Students often complain about and share their pain with me. Universally people want to reject pain and wish it away. Every time I work with someone in pain I wish I could just take it away, and yet, over the years I've seen people be forced to rise up and work through their pain. I marvel at the courage, strength, transformation and healing that can take place due to pain. Pain often has complex origins that defy simple explanations, remedies, and its voices speak to all dimensions of your being, physical, mental, and spiritual. Pain slows you down, restricts your movement, forces you to change your routine, demands that you find different patterns to explore, compels you to focus on unexpected aspects of practice, aspects that otherwise, you wouldn't necessarily choose to go into.
Resisting pain can frustrate you and challenge your resolve to practice and thus it is essential to see that the obstructions that appear in your path, whether physical or mental, are meant to be there for your learning and growth. Somehow you have to trust the process, let go and see the potential openings, the advantages and new directions within the hardship. This is how you find your way deeper into your practice.

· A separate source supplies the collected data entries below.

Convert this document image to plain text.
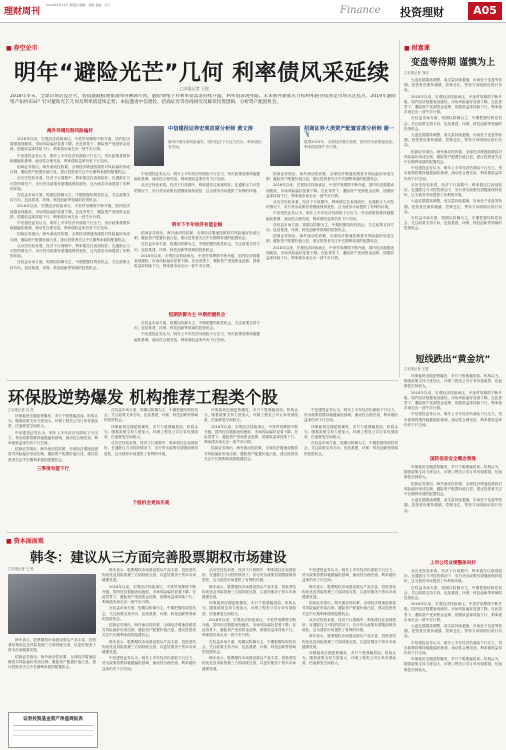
理财周刊
2018年6月14日 星期四 编辑：刘娟 美编：马万	Finance 投资理财	A05
■ 券空论市
明年“避险光芒”几何 利率债风采延续
□本报记者 王锐
2018年岁末，全球市场话没过火，股债跷跷板现象演绎得淋漓尽致。避险情绪下对利率债需求持续升温，利率债表现亮眼。未来海外通胀压力和利率路径依然是市场关注焦点，2019年避险资产如何布局？针对避险光芒几何及利率债延续走势，本报邀请中信建投、招商证券等券商研究员解读投资逻辑，分析资产配置机会。
海外环境压制风险偏好

2018年以来，宏观经济持续承压，中美贸易摩擦不断升级，国内经济数据表现疲软，市场风险偏好显著下降。在此背景下，避险资产受到资金追捧，国债收益率持续下行，利率债市场走出一波牛市行情。

中信建投证券认为，明年上半年经济仍面临下行压力，货币政策将维持稳健偏松基调，流动性合理充裕，利率债收益率仍有下行空间。

招商证券指出，海外流动性收紧、全球经济增速放缓将对风险偏好形成压制，避险资产配置价值凸显，建议投资者关注中长期利率债的配置机会。

从历史经验来看，经济下行周期中，利率债往往表现较好。在通胀压力可控的情况下，央行货币政策有望继续保持宽松，这为债券市场提供了有利的环境。

在权益市场方面，短期以防御为主，中期把握结构性机会，关注政策支持方向，包括基建、环保、科技创新等领域的投资机会。

2018年以来，宏观经济持续承压，中美贸易摩擦不断升级，国内经济数据表现疲软，市场风险偏好显著下降。在此背景下，避险资产受到资金追捧，国债收益率持续下行，利率债市场走出一波牛市行情。

中信建投证券认为，明年上半年经济仍面临下行压力，货币政策将维持稳健偏松基调，流动性合理充裕，利率债收益率仍有下行空间。

招商证券指出，海外流动性收紧、全球经济增速放缓将对风险偏好形成压制，避险资产配置价值凸显，建议投资者关注中长期利率债的配置机会。

从历史经验来看，经济下行周期中，利率债往往表现较好。在通胀压力可控的情况下，央行货币政策有望继续保持宽松，这为债券市场提供了有利的环境。

在权益市场方面，短期以防御为主，中期把握结构性机会，关注政策支持方向，包括基建、环保、科技创新等领域的投资机会。

中信建投证券宏观首席分析师 黄文涛
海外环境压制风险偏好，国内经济下行压力仍存，利率债仍有空间。
招商证券大类资产配置首席分析师 谢一飞
展望2019年，全球经济增长放缓，国内货币政策偏宽松，利率债延续牛市行情。

中信建投证券认为，明年上半年经济仍面临下行压力，货币政策将维持稳健偏松基调，流动性合理充裕，利率债收益率仍有下行空间。

从历史经验来看，经济下行周期中，利率债往往表现较好。在通胀压力可控的情况下，央行货币政策有望继续保持宽松，这为债券市场提供了有利的环境。

明年下半年经济有望企稳

招商证券指出，海外流动性收紧、全球经济增速放缓将对风险偏好形成压制，避险资产配置价值凸显，建议投资者关注中长期利率债的配置机会。

在权益市场方面，短期以防御为主，中期把握结构性机会，关注政策支持方向，包括基建、环保、科技创新等领域的投资机会。

2018年以来，宏观经济持续承压，中美贸易摩擦不断升级，国内经济数据表现疲软，市场风险偏好显著下降。在此背景下，避险资产受到资金追捧，国债收益率持续下行，利率债市场走出一波牛市行情。

短期防御为主 中期把握机会

在权益市场方面，短期以防御为主，中期把握结构性机会，关注政策支持方向，包括基建、环保、科技创新等领域的投资机会。

中信建投证券认为，明年上半年经济仍面临下行压力，货币政策将维持稳健偏松基调，流动性合理充裕，利率债收益率仍有下行空间。

招商证券指出，海外流动性收紧、全球经济增速放缓将对风险偏好形成压制，避险资产配置价值凸显，建议投资者关注中长期利率债的配置机会。

2018年以来，宏观经济持续承压，中美贸易摩擦不断升级，国内经济数据表现疲软，市场风险偏好显著下降。在此背景下，避险资产受到资金追捧，国债收益率持续下行，利率债市场走出一波牛市行情。

从历史经验来看，经济下行周期中，利率债往往表现较好。在通胀压力可控的情况下，央行货币政策有望继续保持宽松，这为债券市场提供了有利的环境。

中信建投证券认为，明年上半年经济仍面临下行压力，货币政策将维持稳健偏松基调，流动性合理充裕，利率债收益率仍有下行空间。

在权益市场方面，短期以防御为主，中期把握结构性机会，关注政策支持方向，包括基建、环保、科技创新等领域的投资机会。

招商证券指出，海外流动性收紧、全球经济增速放缓将对风险偏好形成压制，避险资产配置价值凸显，建议投资者关注中长期利率债的配置机会。

2018年以来，宏观经济持续承压，中美贸易摩擦不断升级，国内经济数据表现疲软，市场风险偏好显著下降。在此背景下，避险资产受到资金追捧，国债收益率持续下行，利率债市场走出一波牛市行情。

■ 财富课
变盘等待期 谨慎为上
□本报记者 刘佳

大盘近期震荡调整，成交量持续萎缩，市场处于变盘等待期。投资者宜保持谨慎，控制仓位，等待方向明朗后再行布局。

2018年以来，宏观经济持续承压，中美贸易摩擦不断升级，国内经济数据表现疲软，市场风险偏好显著下降。在此背景下，避险资产受到资金追捧，国债收益率持续下行，利率债市场走出一波牛市行情。

在权益市场方面，短期以防御为主，中期把握结构性机会，关注政策支持方向，包括基建、环保、科技创新等领域的投资机会。

大盘近期震荡调整，成交量持续萎缩，市场处于变盘等待期。投资者宜保持谨慎，控制仓位，等待方向明朗后再行布局。

招商证券指出，海外流动性收紧、全球经济增速放缓将对风险偏好形成压制，避险资产配置价值凸显，建议投资者关注中长期利率债的配置机会。

中信建投证券认为，明年上半年经济仍面临下行压力，货币政策将维持稳健偏松基调，流动性合理充裕，利率债收益率仍有下行空间。

从历史经验来看，经济下行周期中，利率债往往表现较好。在通胀压力可控的情况下，央行货币政策有望继续保持宽松，这为债券市场提供了有利的环境。

大盘近期震荡调整，成交量持续萎缩，市场处于变盘等待期。投资者宜保持谨慎，控制仓位，等待方向明朗后再行布局。

在权益市场方面，短期以防御为主，中期把握结构性机会，关注政策支持方向，包括基建、环保、科技创新等领域的投资机会。

短线跌出“黄金坑”
□本报记者 王锐

环保板块近期逆势爆发，多只个股涨幅居前。机构认为，随着政策支持力度加大，环保工程类公司订单有望改善，估值修复空间较大。

2018年以来，宏观经济持续承压，中美贸易摩擦不断升级，国内经济数据表现疲软，市场风险偏好显著下降。在此背景下，避险资产受到资金追捧，国债收益率持续下行，利率债市场走出一波牛市行情。

中信建投证券认为，明年上半年经济仍面临下行压力，货币政策将维持稳健偏松基调，流动性合理充裕，利率债收益率仍有下行空间。

国防信息安全概念领涨

环保板块近期逆势爆发，多只个股涨幅居前。机构认为，随着政策支持力度加大，环保工程类公司订单有望改善，估值修复空间较大。

招商证券指出，海外流动性收紧、全球经济增速放缓将对风险偏好形成压制，避险资产配置价值凸显，建议投资者关注中长期利率债的配置机会。

大盘近期震荡调整，成交量持续萎缩，市场处于变盘等待期。投资者宜保持谨慎，控制仓位，等待方向明朗后再行布局。

上市公司业绩整体向好

从历史经验来看，经济下行周期中，利率债往往表现较好。在通胀压力可控的情况下，央行货币政策有望继续保持宽松，这为债券市场提供了有利的环境。

在权益市场方面，短期以防御为主，中期把握结构性机会，关注政策支持方向，包括基建、环保、科技创新等领域的投资机会。

2018年以来，宏观经济持续承压，中美贸易摩擦不断升级，国内经济数据表现疲软，市场风险偏好显著下降。在此背景下，避险资产受到资金追捧，国债收益率持续下行，利率债市场走出一波牛市行情。

大盘近期震荡调整，成交量持续萎缩，市场处于变盘等待期。投资者宜保持谨慎，控制仓位，等待方向明朗后再行布局。

中信建投证券认为，明年上半年经济仍面临下行压力，货币政策将维持稳健偏松基调，流动性合理充裕，利率债收益率仍有下行空间。

环保板块近期逆势爆发，多只个股涨幅居前。机构认为，随着政策支持力度加大，环保工程类公司订单有望改善，估值修复空间较大。

环保股逆势爆发 机构推荐工程类个股
□本报记者 沈 梓

环保板块近期逆势爆发，多只个股涨幅居前。机构认为，随着政策支持力度加大，环保工程类公司订单有望改善，估值修复空间较大。

中信建投证券认为，明年上半年经济仍面临下行压力，货币政策将维持稳健偏松基调，流动性合理充裕，利率债收益率仍有下行空间。

招商证券指出，海外流动性收紧、全球经济增速放缓将对风险偏好形成压制，避险资产配置价值凸显，建议投资者关注中长期利率债的配置机会。

三季度有望下行

在权益市场方面，短期以防御为主，中期把握结构性机会，关注政策支持方向，包括基建、环保、科技创新等领域的投资机会。

环保板块近期逆势爆发，多只个股涨幅居前。机构认为，随着政策支持力度加大，环保工程类公司订单有望改善，估值修复空间较大。

从历史经验来看，经济下行周期中，利率债往往表现较好。在通胀压力可控的情况下，央行货币政策有望继续保持宽松，这为债券市场提供了有利的环境。

个股机会更加乐观

环保板块近期逆势爆发，多只个股涨幅居前。机构认为，随着政策支持力度加大，环保工程类公司订单有望改善，估值修复空间较大。

2018年以来，宏观经济持续承压，中美贸易摩擦不断升级，国内经济数据表现疲软，市场风险偏好显著下降。在此背景下，避险资产受到资金追捧，国债收益率持续下行，利率债市场走出一波牛市行情。

招商证券指出，海外流动性收紧、全球经济增速放缓将对风险偏好形成压制，避险资产配置价值凸显，建议投资者关注中长期利率债的配置机会。

中信建投证券认为，明年上半年经济仍面临下行压力，货币政策将维持稳健偏松基调，流动性合理充裕，利率债收益率仍有下行空间。

环保板块近期逆势爆发，多只个股涨幅居前。机构认为，随着政策支持力度加大，环保工程类公司订单有望改善，估值修复空间较大。

在权益市场方面，短期以防御为主，中期把握结构性机会，关注政策支持方向，包括基建、环保、科技创新等领域的投资机会。

■ 资本面面观
韩冬：建议从三方面完善股票期权市场建设
□本报记者 王 锐

韩冬表示，股票期权市场建设需从产品丰富、投资者结构优化及风险管理三方面持续完善，以更好服务于资本市场健康发展。

招商证券指出，海外流动性收紧、全球经济增速放缓将对风险偏好形成压制，避险资产配置价值凸显，建议投资者关注中长期利率债的配置机会。

证券投资基金资产净值周报表

韩冬表示，股票期权市场建设需从产品丰富、投资者结构优化及风险管理三方面持续完善，以更好服务于资本市场健康发展。

2018年以来，宏观经济持续承压，中美贸易摩擦不断升级，国内经济数据表现疲软，市场风险偏好显著下降。在此背景下，避险资产受到资金追捧，国债收益率持续下行，利率债市场走出一波牛市行情。

在权益市场方面，短期以防御为主，中期把握结构性机会，关注政策支持方向，包括基建、环保、科技创新等领域的投资机会。

招商证券指出，海外流动性收紧、全球经济增速放缓将对风险偏好形成压制，避险资产配置价值凸显，建议投资者关注中长期利率债的配置机会。

韩冬表示，股票期权市场建设需从产品丰富、投资者结构优化及风险管理三方面持续完善，以更好服务于资本市场健康发展。

中信建投证券认为，明年上半年经济仍面临下行压力，货币政策将维持稳健偏松基调，流动性合理充裕，利率债收益率仍有下行空间。

从历史经验来看，经济下行周期中，利率债往往表现较好。在通胀压力可控的情况下，央行货币政策有望继续保持宽松，这为债券市场提供了有利的环境。

韩冬表示，股票期权市场建设需从产品丰富、投资者结构优化及风险管理三方面持续完善，以更好服务于资本市场健康发展。

环保板块近期逆势爆发，多只个股涨幅居前。机构认为，随着政策支持力度加大，环保工程类公司订单有望改善，估值修复空间较大。

2018年以来，宏观经济持续承压，中美贸易摩擦不断升级，国内经济数据表现疲软，市场风险偏好显著下降。在此背景下，避险资产受到资金追捧，国债收益率持续下行，利率债市场走出一波牛市行情。

在权益市场方面，短期以防御为主，中期把握结构性机会，关注政策支持方向，包括基建、环保、科技创新等领域的投资机会。

韩冬表示，股票期权市场建设需从产品丰富、投资者结构优化及风险管理三方面持续完善，以更好服务于资本市场健康发展。

中信建投证券认为，明年上半年经济仍面临下行压力，货币政策将维持稳健偏松基调，流动性合理充裕，利率债收益率仍有下行空间。

韩冬表示，股票期权市场建设需从产品丰富、投资者结构优化及风险管理三方面持续完善，以更好服务于资本市场健康发展。

招商证券指出，海外流动性收紧、全球经济增速放缓将对风险偏好形成压制，避险资产配置价值凸显，建议投资者关注中长期利率债的配置机会。

从历史经验来看，经济下行周期中，利率债往往表现较好。在通胀压力可控的情况下，央行货币政策有望继续保持宽松，这为债券市场提供了有利的环境。

韩冬表示，股票期权市场建设需从产品丰富、投资者结构优化及风险管理三方面持续完善，以更好服务于资本市场健康发展。

环保板块近期逆势爆发，多只个股涨幅居前。机构认为，随着政策支持力度加大，环保工程类公司订单有望改善，估值修复空间较大。
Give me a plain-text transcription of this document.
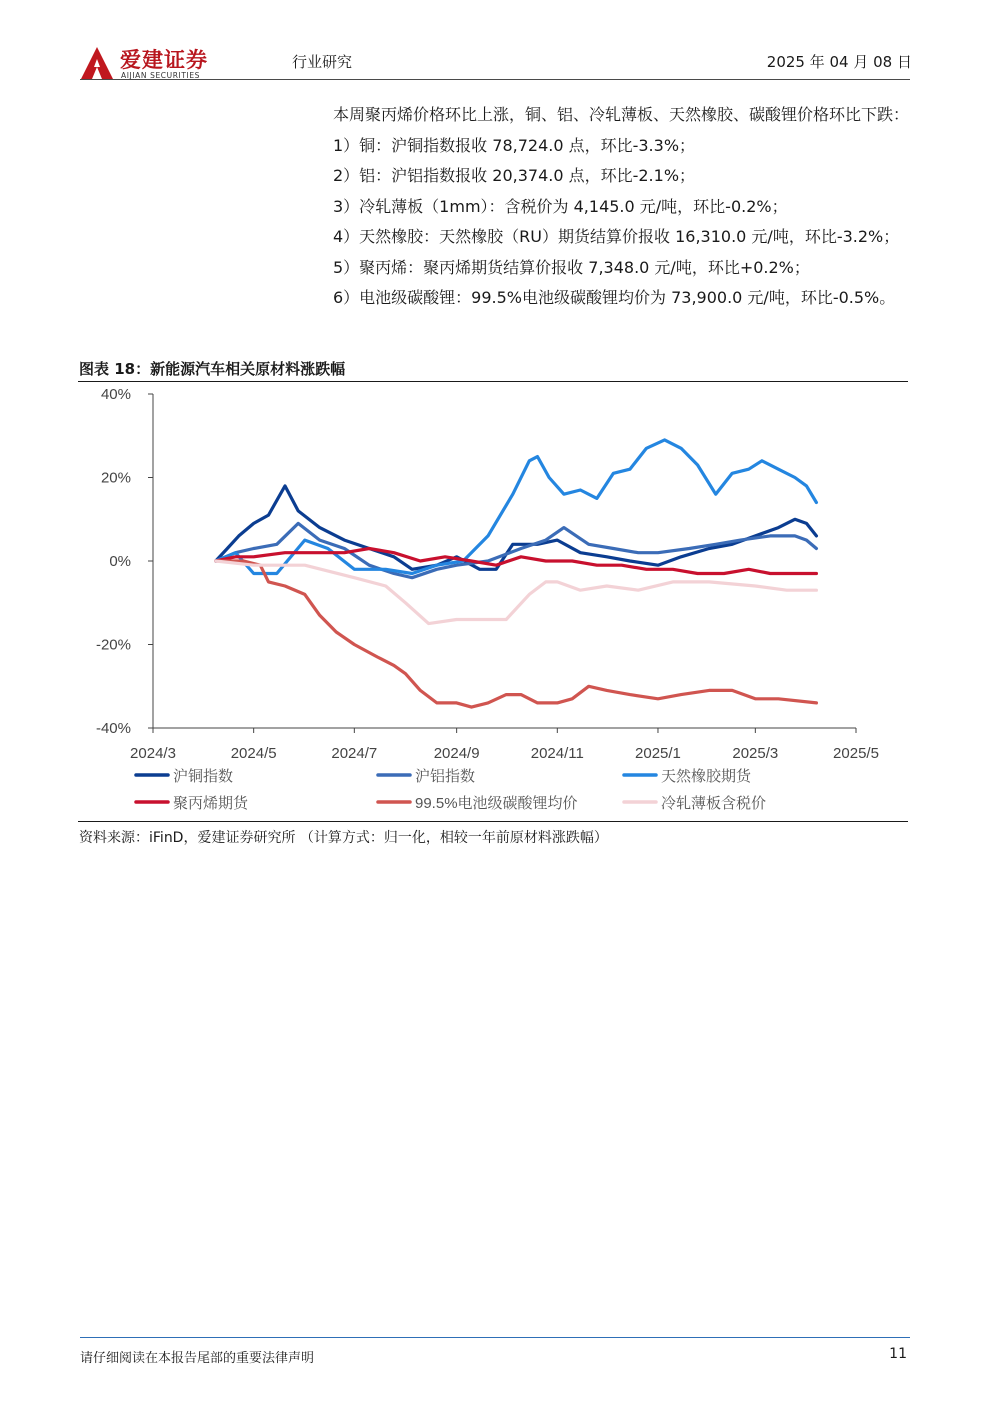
爱建证券
AIJIAN SECURITIES
行业研究	2025 年 04 月 08 日
本周聚丙烯价格环比上涨，铜、铝、冷轧薄板、天然橡胶、碳酸锂价格环比下跌：
1）铜：沪铜指数报收 78,724.0 点，环比-3.3%；
2）铝：沪铝指数报收 20,374.0 点，环比-2.1%；
3）冷轧薄板（1mm）：含税价为 4,145.0 元/吨，环比-0.2%；
4）天然橡胶：天然橡胶（RU）期货结算价报收 16,310.0 元/吨，环比-3.2%；
5）聚丙烯：聚丙烯期货结算价报收 7,348.0 元/吨，环比+0.2%；
6）电池级碳酸锂：99.5%电池级碳酸锂均价为 73,900.0 元/吨，环比-0.5%。
图表 18：新能源汽车相关原材料涨跌幅
40%
20%
0%
-20%
-40%
2024/3	2024/5	2024/7	2024/9	2024/11	2025/1	2025/3	2025/5
沪铜指数	沪铝指数	天然橡胶期货
聚丙烯期货	99.5%电池级碳酸锂均价	冷轧薄板含税价
资料来源：iFinD，爱建证券研究所 （计算方式：归一化，相较一年前原材料涨跌幅）
请仔细阅读在本报告尾部的重要法律声明	11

For example, when you are hurting, you learn how to practice more gently, you become more humble and less ambitious and goal oriented. Pain also forces you to deal with frustration and the arrogance of thinking that your little conscious mind knows exactly how to go further along your path. Also you are inclined to be more caring, tender hearted, more open, vulnerable, and happier with less. Also, when you are a little down and slightly blue, you become more serious about important matters. You increase your ability to withdraw inwards and cultivate a mental attitude that is more empty and purposeless.